José Montt miró a la mujer sentada en la barra del hotel donde se hospedaba.
Ella era joven y muy atractiva. La había visto la noche de su llegada y pensó en hablarle, pero ella de pronto desapareció. Este era el
momento, era la oportunidad. Vio el reflejo de su imagen en la puerta
vidriada, sonrió y se
puso de pie. José Montt era un hombre de mediana estatura, de tez clara y ojos verdes. Podría ser un
rostro común, pero las tres estrellas tatuadas en su cuello, debajo de la oreja
izquierda, daban cuenta de su
singularidad.
Caminando con la tranquilidad que otorga la experiencia, se acercó a la mujer, la saludó y ésta le respondió con una impecable sonrisa.
Cada uno de los movimientos de aquella mujer estaba estudiado, repasado y perfeccionado.
La sonrisa, el peinado, las piernas cruzadas, el saludo
tocando suavemente el brazo de José Montt y deslizando su mano hasta quitarla llevándola luego al pecho apenas cubierto y su voz, profunda y cálida.

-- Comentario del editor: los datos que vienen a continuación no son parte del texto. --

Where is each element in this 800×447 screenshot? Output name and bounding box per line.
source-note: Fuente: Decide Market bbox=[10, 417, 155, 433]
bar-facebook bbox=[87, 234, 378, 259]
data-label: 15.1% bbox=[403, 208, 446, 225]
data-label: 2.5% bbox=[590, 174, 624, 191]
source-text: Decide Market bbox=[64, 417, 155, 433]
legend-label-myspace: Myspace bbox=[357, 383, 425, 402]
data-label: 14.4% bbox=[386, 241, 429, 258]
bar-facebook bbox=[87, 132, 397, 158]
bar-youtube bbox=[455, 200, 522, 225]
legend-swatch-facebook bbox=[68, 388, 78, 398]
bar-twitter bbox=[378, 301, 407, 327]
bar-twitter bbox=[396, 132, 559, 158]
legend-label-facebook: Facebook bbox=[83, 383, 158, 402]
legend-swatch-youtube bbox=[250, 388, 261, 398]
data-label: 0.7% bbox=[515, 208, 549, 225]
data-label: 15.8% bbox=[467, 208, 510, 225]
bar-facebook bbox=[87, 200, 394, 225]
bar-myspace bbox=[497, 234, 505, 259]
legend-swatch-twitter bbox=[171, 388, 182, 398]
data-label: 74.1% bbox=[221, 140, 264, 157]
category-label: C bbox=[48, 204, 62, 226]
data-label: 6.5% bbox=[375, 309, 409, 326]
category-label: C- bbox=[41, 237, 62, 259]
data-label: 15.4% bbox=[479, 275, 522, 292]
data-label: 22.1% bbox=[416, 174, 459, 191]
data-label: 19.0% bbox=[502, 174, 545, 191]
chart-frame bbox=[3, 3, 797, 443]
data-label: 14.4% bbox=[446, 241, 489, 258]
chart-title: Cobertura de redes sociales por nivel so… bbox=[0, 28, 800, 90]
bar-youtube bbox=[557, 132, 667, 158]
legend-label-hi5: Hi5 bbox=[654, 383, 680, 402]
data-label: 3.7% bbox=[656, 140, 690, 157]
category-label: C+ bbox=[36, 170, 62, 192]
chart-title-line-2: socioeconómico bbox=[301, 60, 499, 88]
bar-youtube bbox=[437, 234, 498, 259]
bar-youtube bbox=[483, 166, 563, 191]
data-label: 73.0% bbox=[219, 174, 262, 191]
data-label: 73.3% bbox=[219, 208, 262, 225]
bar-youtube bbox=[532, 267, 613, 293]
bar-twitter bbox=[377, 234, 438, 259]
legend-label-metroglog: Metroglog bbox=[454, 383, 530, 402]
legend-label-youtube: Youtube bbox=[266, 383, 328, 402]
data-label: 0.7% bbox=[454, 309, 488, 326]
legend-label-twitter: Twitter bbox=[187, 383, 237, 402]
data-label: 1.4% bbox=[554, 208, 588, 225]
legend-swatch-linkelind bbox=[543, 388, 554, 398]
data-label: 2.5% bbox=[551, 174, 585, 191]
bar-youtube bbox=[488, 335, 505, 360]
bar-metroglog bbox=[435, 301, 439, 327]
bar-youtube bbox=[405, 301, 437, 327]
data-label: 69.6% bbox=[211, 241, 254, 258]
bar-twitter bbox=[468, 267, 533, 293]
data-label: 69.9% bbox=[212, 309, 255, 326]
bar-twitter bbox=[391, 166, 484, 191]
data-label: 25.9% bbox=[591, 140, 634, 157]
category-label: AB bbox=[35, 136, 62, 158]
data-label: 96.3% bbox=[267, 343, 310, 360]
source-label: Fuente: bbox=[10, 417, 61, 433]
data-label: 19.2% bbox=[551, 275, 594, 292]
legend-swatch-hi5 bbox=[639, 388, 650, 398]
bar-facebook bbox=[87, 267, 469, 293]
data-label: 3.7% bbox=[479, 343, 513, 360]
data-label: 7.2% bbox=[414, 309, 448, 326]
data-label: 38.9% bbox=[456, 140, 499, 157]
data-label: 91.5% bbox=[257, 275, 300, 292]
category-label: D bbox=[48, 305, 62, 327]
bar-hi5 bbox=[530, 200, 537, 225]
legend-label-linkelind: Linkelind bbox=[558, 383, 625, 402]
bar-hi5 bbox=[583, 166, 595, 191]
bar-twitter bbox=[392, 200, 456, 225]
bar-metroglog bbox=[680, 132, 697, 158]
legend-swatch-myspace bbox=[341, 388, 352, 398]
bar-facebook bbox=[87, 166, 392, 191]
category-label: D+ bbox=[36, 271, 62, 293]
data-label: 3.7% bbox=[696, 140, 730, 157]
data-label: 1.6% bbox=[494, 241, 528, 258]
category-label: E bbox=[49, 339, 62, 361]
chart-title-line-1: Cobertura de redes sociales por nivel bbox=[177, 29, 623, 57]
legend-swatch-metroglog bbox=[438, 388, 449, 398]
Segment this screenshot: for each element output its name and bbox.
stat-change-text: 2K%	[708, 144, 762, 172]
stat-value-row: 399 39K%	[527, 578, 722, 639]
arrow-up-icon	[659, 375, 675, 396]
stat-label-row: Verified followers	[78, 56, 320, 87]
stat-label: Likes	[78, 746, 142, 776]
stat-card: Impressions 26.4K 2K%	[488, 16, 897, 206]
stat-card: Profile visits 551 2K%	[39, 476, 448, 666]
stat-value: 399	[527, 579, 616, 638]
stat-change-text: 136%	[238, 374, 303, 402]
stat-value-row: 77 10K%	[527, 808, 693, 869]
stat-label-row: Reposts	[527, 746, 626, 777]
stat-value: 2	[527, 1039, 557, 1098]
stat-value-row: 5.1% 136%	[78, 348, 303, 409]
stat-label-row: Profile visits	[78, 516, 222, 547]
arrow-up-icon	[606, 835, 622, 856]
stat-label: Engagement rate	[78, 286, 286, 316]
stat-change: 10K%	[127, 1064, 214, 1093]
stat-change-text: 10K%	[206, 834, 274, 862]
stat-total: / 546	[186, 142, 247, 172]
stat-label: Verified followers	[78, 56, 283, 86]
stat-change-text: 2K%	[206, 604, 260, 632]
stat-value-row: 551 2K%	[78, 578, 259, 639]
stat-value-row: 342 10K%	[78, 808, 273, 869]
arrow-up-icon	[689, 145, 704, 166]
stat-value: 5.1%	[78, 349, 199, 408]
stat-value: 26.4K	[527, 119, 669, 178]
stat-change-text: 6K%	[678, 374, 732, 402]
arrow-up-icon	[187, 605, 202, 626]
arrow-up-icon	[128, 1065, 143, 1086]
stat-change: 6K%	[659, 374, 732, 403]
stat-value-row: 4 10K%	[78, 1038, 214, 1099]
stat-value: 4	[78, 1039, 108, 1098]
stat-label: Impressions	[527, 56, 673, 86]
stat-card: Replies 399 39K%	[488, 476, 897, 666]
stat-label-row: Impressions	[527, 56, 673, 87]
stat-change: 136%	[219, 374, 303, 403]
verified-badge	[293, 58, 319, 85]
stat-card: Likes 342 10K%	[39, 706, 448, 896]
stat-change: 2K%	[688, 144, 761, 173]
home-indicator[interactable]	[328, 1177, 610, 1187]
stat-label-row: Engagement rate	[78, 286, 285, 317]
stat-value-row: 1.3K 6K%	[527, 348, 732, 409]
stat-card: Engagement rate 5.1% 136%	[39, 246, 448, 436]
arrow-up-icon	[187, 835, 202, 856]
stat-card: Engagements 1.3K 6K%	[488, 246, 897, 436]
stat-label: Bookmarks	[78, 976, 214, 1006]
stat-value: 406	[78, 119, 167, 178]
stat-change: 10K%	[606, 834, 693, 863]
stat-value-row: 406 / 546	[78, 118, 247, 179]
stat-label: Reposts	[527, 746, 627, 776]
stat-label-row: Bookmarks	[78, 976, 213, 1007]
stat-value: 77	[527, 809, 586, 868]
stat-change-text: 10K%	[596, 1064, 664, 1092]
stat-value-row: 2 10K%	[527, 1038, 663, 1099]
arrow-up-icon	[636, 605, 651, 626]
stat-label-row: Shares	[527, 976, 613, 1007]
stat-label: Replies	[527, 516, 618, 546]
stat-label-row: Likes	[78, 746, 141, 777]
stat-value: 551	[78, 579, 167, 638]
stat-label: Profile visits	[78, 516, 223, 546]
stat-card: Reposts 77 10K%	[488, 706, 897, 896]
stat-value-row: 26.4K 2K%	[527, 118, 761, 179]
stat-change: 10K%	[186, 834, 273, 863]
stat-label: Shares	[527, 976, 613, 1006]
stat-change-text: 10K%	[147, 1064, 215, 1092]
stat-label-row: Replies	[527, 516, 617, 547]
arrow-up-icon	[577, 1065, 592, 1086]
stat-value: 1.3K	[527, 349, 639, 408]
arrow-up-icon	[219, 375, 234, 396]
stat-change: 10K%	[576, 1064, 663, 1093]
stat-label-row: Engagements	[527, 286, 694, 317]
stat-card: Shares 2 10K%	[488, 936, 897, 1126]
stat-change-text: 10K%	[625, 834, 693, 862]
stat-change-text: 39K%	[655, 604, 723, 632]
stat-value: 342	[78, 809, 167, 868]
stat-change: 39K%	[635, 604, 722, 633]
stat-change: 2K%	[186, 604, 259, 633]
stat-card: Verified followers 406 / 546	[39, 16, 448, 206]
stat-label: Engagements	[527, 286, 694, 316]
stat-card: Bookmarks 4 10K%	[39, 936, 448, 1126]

Todo parecía brillar para José Montt. Acababa de salir de la
cárcel donde había pasado casi 20 años
condenado por el asesinato de Julián Lagarde y su mujer. Nadie iba a delatar a José Montt y seguir
vivo. Eso no se le hacía al Rey de los Cabrones
.
Respirando libertad, con más dinero en los bolsillos que el
mismísimo Pinoletti y ahora, conversando con una bella mujer… la vida le
sonreía. Eso pensó, cuando ella aceptó subir a su habitación para seguir la charla y tal vez, cenar algo especial. La tomó por la cintura y al contacto de su
mano con las pronunciadas curvas de la mujer una serie de imágenes encendidas se apoderaron de su
mente. Pensaba en todo lo que haría con
ese cuero. Sonrió y el barman le guiñó
un ojo. La mujer caminó hacia el ascensor moviendo su
larga cabellera de lado a lado, como una oscura serpiente.
Esa fue la última vez que a José Montt se le vio con vida. Al
día siguiente, la empleada del hotel, golpeó una vez y esperó. Luego abrió la
puerta, molesta porque eran las dos de la tarde y debía asear la habitación y lo encontró
muerto sobre la cama. Alguien le había
disparado justo en la nuca y en sus ojos abiertos se podía observar una mirada de terror.
Lo último que José Montt escuchó al oído fue la voz de su ocasional amante
diciendo:
·
Esto
es por Julián Lagarde y su mujer… Por mis padres ¡pedazo de mierda!